Saving lives and families’ ways of life
Within a few weeks of Roarke entering treatment, I applied for Seattle Children’s financial assistance at the urging of a social worker. We had health insurance through my husband’s work, but the deductibles were enormous and I knew that diagnoses like cancer can bankrupt families. We are a one-income family of five, and I remember telling a friend, “When the medical bills start rolling in, they can take it all. Our house, our car, all of it. We’ll live in a tent. I just want my boy to be OK.”
When we found out that Seattle Children’s Financial Assistance Program would pick up everything our insurance didn’t cover, all I could think about were the generous donors in our community who contribute to this fund. We were so thankful for all the people who step forward to help families like ours in the direst times of life.
Where gratitude and hope walk hand in hand
Thanks to Seattle Children’s, Roarke completed his treatment in April 2018, and today his brain shows no evidence of disease. Our son’s great outcome was the result of science, medicine, prayers, determination and the work of doctors and nurses – many of whom also have kids of their own.
We owe our son’s life to Seattle Children’s Hospital. And because of philanthropy, we were able to bring Roarke home to the stability we had before we gave up six months of our lives for cancer treatment.

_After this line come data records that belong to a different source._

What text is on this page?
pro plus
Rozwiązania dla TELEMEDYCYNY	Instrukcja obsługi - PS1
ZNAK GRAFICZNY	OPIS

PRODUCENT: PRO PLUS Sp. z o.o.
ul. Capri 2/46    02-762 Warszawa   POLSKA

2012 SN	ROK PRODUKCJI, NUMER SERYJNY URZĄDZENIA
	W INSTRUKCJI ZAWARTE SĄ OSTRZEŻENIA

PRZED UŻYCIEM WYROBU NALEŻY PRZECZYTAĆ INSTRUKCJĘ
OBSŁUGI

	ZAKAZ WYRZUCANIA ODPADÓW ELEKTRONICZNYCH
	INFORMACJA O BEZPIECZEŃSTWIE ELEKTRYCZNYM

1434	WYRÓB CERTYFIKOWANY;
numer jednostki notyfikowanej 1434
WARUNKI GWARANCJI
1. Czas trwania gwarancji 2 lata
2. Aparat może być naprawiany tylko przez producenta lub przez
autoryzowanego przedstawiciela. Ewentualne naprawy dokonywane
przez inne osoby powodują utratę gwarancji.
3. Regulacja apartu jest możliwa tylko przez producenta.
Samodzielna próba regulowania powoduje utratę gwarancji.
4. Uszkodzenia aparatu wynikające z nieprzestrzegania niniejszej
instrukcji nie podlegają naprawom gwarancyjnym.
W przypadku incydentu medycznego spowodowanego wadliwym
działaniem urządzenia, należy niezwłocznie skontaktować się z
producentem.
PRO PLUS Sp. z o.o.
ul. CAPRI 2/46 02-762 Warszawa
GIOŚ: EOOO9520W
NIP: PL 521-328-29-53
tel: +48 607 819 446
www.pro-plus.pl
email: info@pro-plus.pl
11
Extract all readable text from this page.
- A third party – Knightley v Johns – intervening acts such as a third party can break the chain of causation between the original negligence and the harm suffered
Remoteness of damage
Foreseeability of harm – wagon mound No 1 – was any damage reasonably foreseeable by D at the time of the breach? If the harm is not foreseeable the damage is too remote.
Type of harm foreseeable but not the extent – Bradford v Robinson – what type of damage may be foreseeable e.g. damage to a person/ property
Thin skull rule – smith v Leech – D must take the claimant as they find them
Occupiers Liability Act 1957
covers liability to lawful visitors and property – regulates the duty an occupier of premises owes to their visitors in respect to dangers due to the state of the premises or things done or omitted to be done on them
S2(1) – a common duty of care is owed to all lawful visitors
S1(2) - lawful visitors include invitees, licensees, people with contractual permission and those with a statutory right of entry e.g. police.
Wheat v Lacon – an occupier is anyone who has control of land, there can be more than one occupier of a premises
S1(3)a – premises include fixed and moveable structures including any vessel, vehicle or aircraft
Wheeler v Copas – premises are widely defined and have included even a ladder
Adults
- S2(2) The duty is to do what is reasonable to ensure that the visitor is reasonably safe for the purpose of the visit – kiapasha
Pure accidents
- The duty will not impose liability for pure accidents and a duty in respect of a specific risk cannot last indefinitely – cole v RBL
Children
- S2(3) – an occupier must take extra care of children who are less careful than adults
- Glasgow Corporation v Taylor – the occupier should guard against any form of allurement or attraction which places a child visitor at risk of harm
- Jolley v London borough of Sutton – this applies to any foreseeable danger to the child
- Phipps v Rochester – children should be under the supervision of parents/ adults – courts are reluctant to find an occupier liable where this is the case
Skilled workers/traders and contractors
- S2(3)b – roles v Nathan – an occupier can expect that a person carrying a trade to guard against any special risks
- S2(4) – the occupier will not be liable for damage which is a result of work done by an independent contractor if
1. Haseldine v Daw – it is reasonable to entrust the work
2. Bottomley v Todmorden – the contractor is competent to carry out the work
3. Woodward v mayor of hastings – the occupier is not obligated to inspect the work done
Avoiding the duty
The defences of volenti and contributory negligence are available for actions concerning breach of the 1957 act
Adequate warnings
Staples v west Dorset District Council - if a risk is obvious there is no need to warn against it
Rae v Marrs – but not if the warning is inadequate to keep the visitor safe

Our family has a little saying about Roarke, now 14, who is doing great in school and is on the cross-country track team: “He may be scratched and dented, but he still runs good!” All joking aside, we do worry what the future holds for our son and all kids who have received chemotherapy and radiation. We know there are often physical debts to be paid as childhood cancer survivors grow into adulthood.
Our hope for better treatments and cures is strong. A million thanks to everyone who generously supports cancer research. We are forever grateful to you and the clinical teams who work tirelessly to improve cancer care for brave kids like Roarke.